# 9 speed Sora brake lever needed. LH side.



## Gillstay (20 Sep 2021)

Hi, I have all the gears working well,



but need the broken off left lever replacing. Anyone got one where the mech is broken but the lever is okay . Thank you.


----------



## DCBassman (20 Sep 2021)

Double or triple? Many, many different Soras...


----------



## walkman-man (21 Sep 2021)

This doesn't look like Sora, looks like a Microshift design. I think I may have a broken one though, and if it's the correct side then you can have it for the postage cost if you're prepared to wait around whilst I try to dig it out.


----------



## T4tomo (21 Sep 2021)

walkman-man said:


> This doesn't look like Sora, looks like a Microshift design. I think I may have a broken one though, and if it's the correct side then you can have it for the postage cost if you're prepared to wait around whilst I try to dig it out.


agree, shimano have never had 2 levers behind the brake, vaguely recall some of the early lower end stuff had a campag like trigger for the down shifts. 
the RH lever definately looks micro shift, it wouldd be unusual for it to be paired with a Sora LH.

@*Gillstay*
maybe of interest to the OP ebay could be to the rescue


----------



## Gillstay (21 Sep 2021)

walkman-man said:


> This doesn't look like Sora, looks like a Microshift design. I think I may have a broken one though, and if it's the correct side then you can have it for the postage cost if you're prepared to wait around whilst I try to dig it out.

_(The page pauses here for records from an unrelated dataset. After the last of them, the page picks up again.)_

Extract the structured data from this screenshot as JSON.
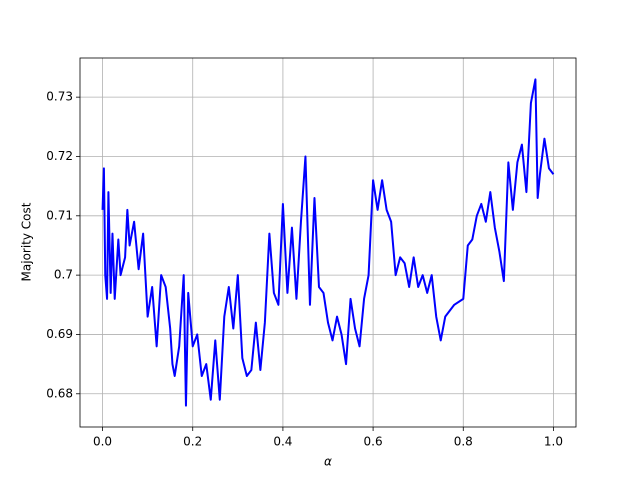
{
  "chart_data": {
    "type": "line",
    "x_label": "α",
    "y_label": "Majority Cost",
    "xlim": [
      -0.05,
      1.05
    ],
    "ylim": [
      0.6744,
      0.7366
    ],
    "xticks": [
      {
        "value": 0,
        "label": "0.0"
      },
      0.2,
      0.4,
      0.6,
      0.8,
      {
        "value": 1,
        "label": "1.0"
      }
    ],
    "yticks": [
      0.68,
      0.69,
      0.7,
      0.71,
      0.72,
      0.73
    ],
    "grid": true,
    "series": [
      {
        "color": "#0000ff",
        "x": [
          0.0,
          0.003,
          0.006,
          0.01,
          0.013,
          0.018,
          0.022,
          0.027,
          0.035,
          0.04,
          0.05,
          0.055,
          0.06,
          0.07,
          0.08,
          0.09,
          0.1,
          0.11,
          0.12,
          0.13,
          0.14,
          0.15,
          0.155,
          0.16,
          0.17,
          0.18,
          0.185,
          0.19,
          0.2,
          0.21,
          0.22,
          0.23,
          0.24,
          0.25,
          0.26,
          0.27,
          0.28,
          0.29,
          0.3,
          0.31,
          0.32,
          0.33,
          0.34,
          0.35,
          0.36,
          0.37,
          0.38,
          0.39,
          0.4,
          0.41,
          0.42,
          0.43,
          0.44,
          0.45,
          0.46,
          0.47,
          0.48,
          0.49,
          0.5,
          0.51,
          0.52,
          0.53,
          0.54,
          0.55,
          0.56,
          0.57,
          0.58,
          0.59,
          0.6,
          0.61,
          0.62,
          0.63,
          0.64,
          0.65,
          0.66,
          0.67,
          0.68,
          0.69,
          0.7,
          0.71,
          0.72,
          0.73,
          0.74,
          0.75,
          0.76,
          0.78,
          0.8,
          0.81,
          0.82,
          0.83,
          0.84,
          0.85,
          0.86,
          0.87,
          0.88,
          0.89,
          0.9,
          0.91,
          0.92,
          0.93,
          0.94,
          0.95,
          0.96,
          0.965,
          0.97,
          0.98,
          0.99,
          1.0
        ],
        "values": [
          0.711,
          0.718,
          0.7,
          0.696,
          0.714,
          0.697,
          0.707,
          0.696,
          0.706,
          0.7,
          0.703,
          0.711,
          0.705,
          0.709,
          0.701,
          0.707,
          0.693,
          0.698,
          0.688,
          0.7,
          0.698,
          0.691,
          0.685,
          0.683,
          0.688,
          0.7,
          0.678,
          0.697,
          0.688,
          0.69,
          0.683,
          0.685,
          0.679,
          0.689,
          0.679,
          0.693,
          0.698,
          0.691,
          0.7,
          0.686,
          0.683,
          0.684,
          0.692,
          0.684,
          0.692,
          0.707,
          0.697,
          0.695,
          0.712,
          0.697,
          0.708,
          0.696,
          0.709,
          0.72,
          0.695,
          0.713,
          0.698,
          0.697,
          0.692,
          0.689,
          0.693,
          0.69,
          0.685,
          0.696,
          0.691,
          0.688,
          0.696,
          0.7,
          0.716,
          0.711,
          0.716,
          0.711,
          0.709,
          0.7,
          0.703,
          0.702,
          0.698,
          0.703,
          0.698,
          0.7,
          0.697,
          0.7,
          0.693,
          0.689,
          0.693,
          0.695,
          0.696,
          0.705,
          0.706,
          0.71,
          0.712,
          0.709,
          0.714,
          0.708,
          0.704,
          0.699,
          0.719,
          0.711,
          0.719,
          0.722,
          0.714,
          0.729,
          0.733,
          0.713,
          0.717,
          0.723,
          0.718,
          0.717
        ]
      }
    ]
  }
}
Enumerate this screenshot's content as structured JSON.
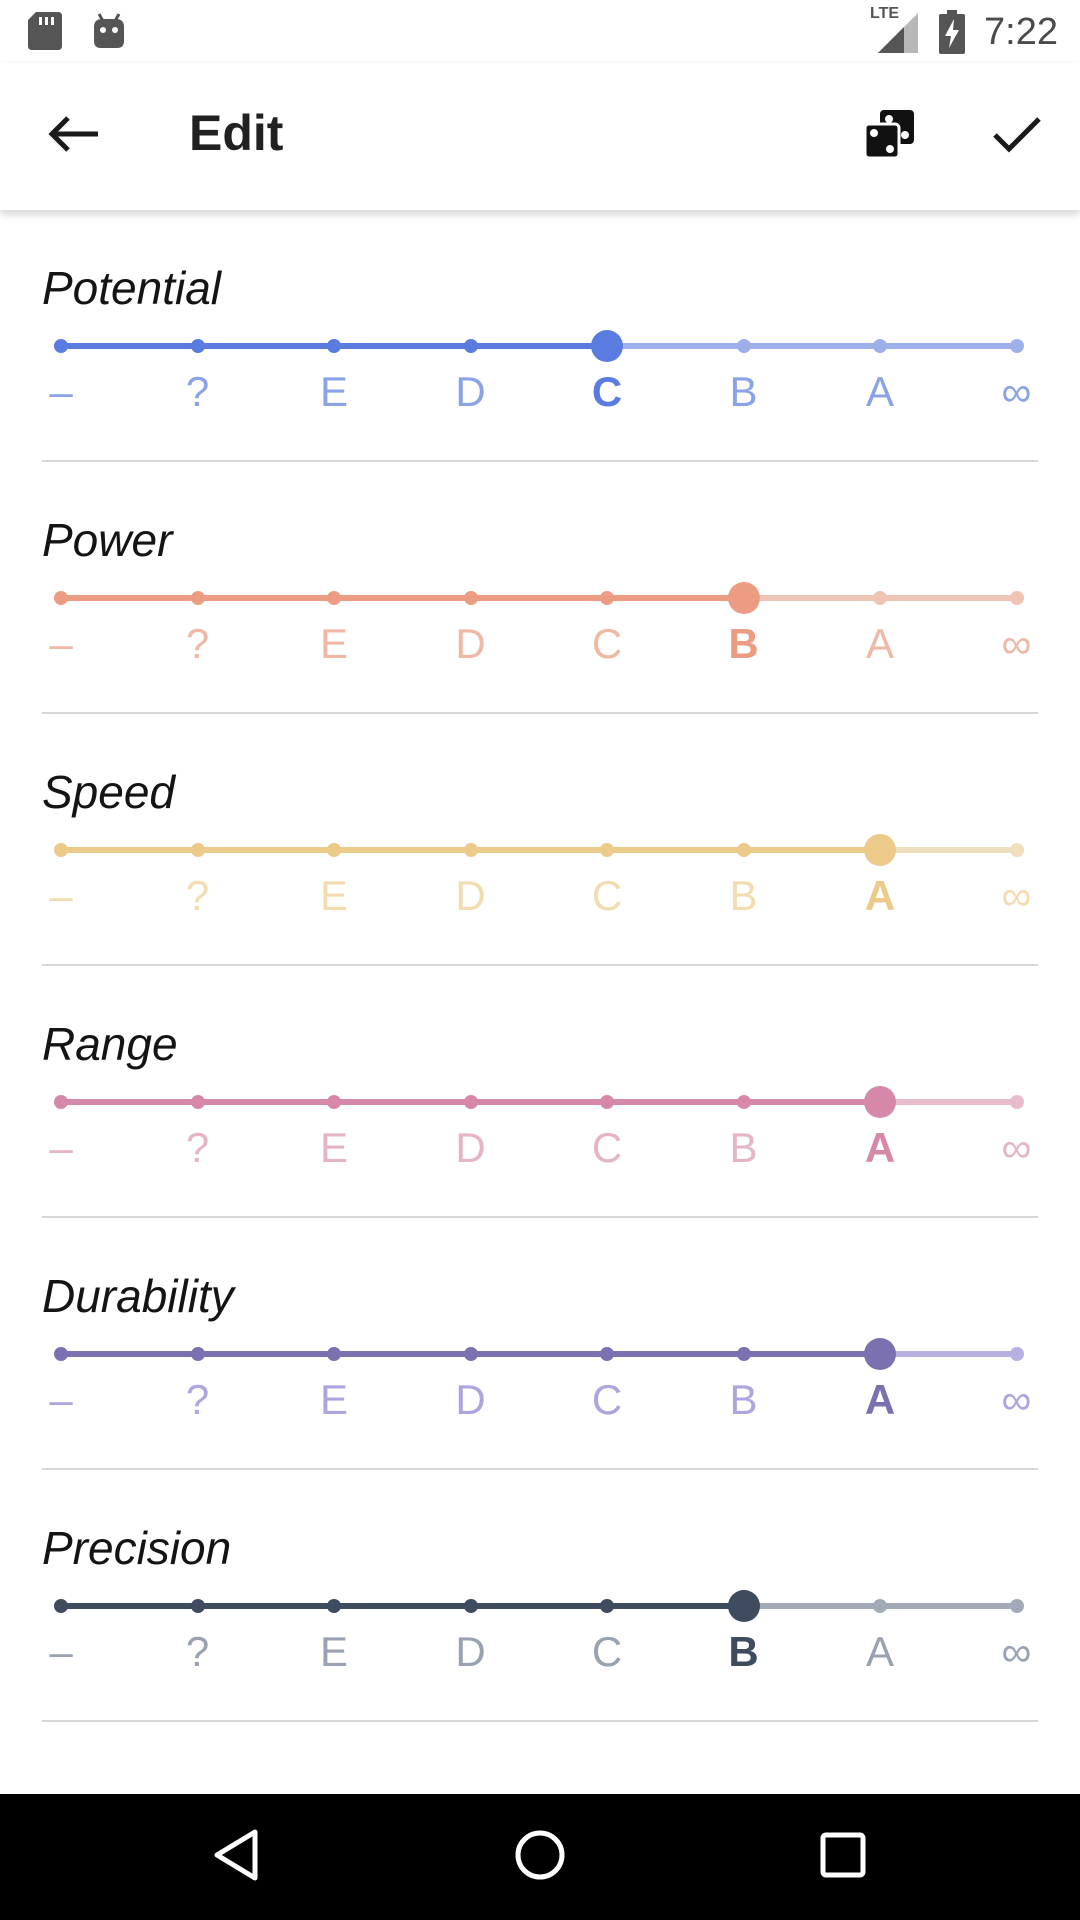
{
  "status_bar": {
    "time": "7:22",
    "network_label": "LTE",
    "icons": [
      "sd-card-icon",
      "android-debug-icon",
      "cell-signal-icon",
      "battery-charging-icon"
    ]
  },
  "toolbar": {
    "title": "Edit",
    "back_icon": "arrow-back-icon",
    "random_icon": "dice-icon",
    "confirm_icon": "check-icon"
  },
  "grades": [
    "–",
    "?",
    "E",
    "D",
    "C",
    "B",
    "A",
    "∞"
  ],
  "stats": [
    {
      "id": "potential",
      "label": "Potential",
      "value": "C",
      "color": "#5a7be0",
      "light": "#9db0ea",
      "text_color": "#8aa3e6"
    },
    {
      "id": "power",
      "label": "Power",
      "value": "B",
      "color": "#eb9c83",
      "light": "#f0c4b4",
      "text_color": "#efb8a4"
    },
    {
      "id": "speed",
      "label": "Speed",
      "value": "A",
      "color": "#ebca8a",
      "light": "#f0dfbf",
      "text_color": "#f2dcb0"
    },
    {
      "id": "range",
      "label": "Range",
      "value": "A",
      "color": "#d688a8",
      "light": "#e9bccd",
      "text_color": "#e6b4c8"
    },
    {
      "id": "durability",
      "label": "Durability",
      "value": "A",
      "color": "#7b71b0",
      "light": "#b6b0e0",
      "text_color": "#aca5e0"
    },
    {
      "id": "precision",
      "label": "Precision",
      "value": "B",
      "color": "#3f4b5f",
      "light": "#a2aab7",
      "text_color": "#98a2b0"
    }
  ],
  "nav_bar": {
    "icons": [
      "nav-back-icon",
      "nav-home-icon",
      "nav-recents-icon"
    ]
  }
}
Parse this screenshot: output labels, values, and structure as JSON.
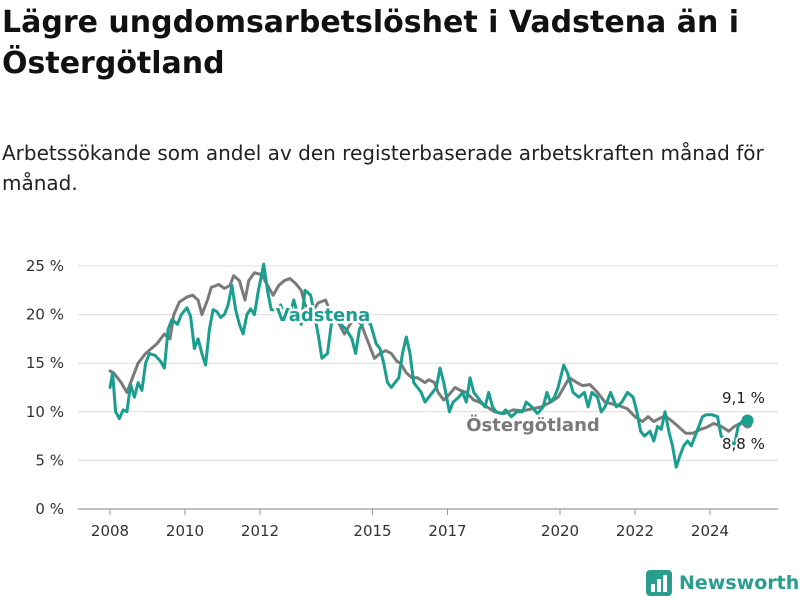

DOH! Your correct, I have read Sora on the rear changer and then just just carried on without thinking as i have serviced it. Yep its a double Microshift I need and I would happily wait while you dig it out and that would be most generous. Thank you.


----------



## walkman-man (14 Oct 2021)

OK well after the long delay waiting for me I feel you may have sorted something yourself out by now. But if you are still waiting then I probably have bad news for you. I've had to search several places at home and elsewhere but what I did end up finding was a Sunrace shifter,not microshift. Also mine was an 8 speed one. The reason I mention the speed is because the two shifters are actually made by microshift and so are v similar designs but the fact that mine is 8 speed means the design could be incompatible with what you have just for that reason. I could take a pic of the internals to give you a good idea of how the internal self contained shifter mechanism mounts to the lever blade (mine has two bolts holding it on with no other contact points) but it's probably too much of a longshot for you to consider.Also, mine has a silver lever, not black like yours.


----------



## Gillstay (14 Oct 2021)

walkman-man said:


> OK well after the long delay waiting for me I feel you may have sorted something yourself out by now. But if you are still waiting then I probably have bad news for you. I've had to search several places at home and elsewhere but what I did end up finding was a Sunrace shifter,not microshift. Also mine was an 8 speed one. The reason I mention the speed is because the two shifters are actually made by microshift and so are v similar designs but the fact that mine is 8 speed means the design could be incompatible with what you have just for that reason. I could take a pic of the internals to give you a good idea of how the internal self contained shifter mechanism mounts to the lever blade (mine has two bolts holding it on with no other contact points) but it's probably too much of a longshot for you to consider.Also, mine has a silver lever, not black like yours.


Many thanks for looking as I have been busy on an older Raleigh, so not got around to it and should just have bought the ones T4tomo suggested, but hey-ho something will come up. The 8 speed doesn't matter as its a left lever i need, 2 speed. As you say I bet the internal design is just different enough to make it not compatible. Thanks again for your time.


----------



## walkman-man (14 Oct 2021)

Righto, glad you're not too disappointed. One thing about the 8 speed business though is that I'd not explained that the left hand lever I had was from an 8 speed set, so I'd meant to get across that the body of the left hand lever would have the same design as the right hand one, so would have been incompatible for this reason, but of course its all academic now anyway. Good luck continuing your search, just a pity you didn't have shimano levers fitted to the bike as these are much more common, and also broken ones are more common too as many of their designs can't be repaired unlike Campag for instance.


----------



## Gillstay (14 Oct 2021)

Yes I may be better off just getting Sora ones as they are plentiful. Will give it a couple of weeks of e bay watching first.


----------



## DCBassman (14 Oct 2021)

At least Sora LH 2-speeds are plentiful, it's the triples that can get awkward to find sometimes.


----------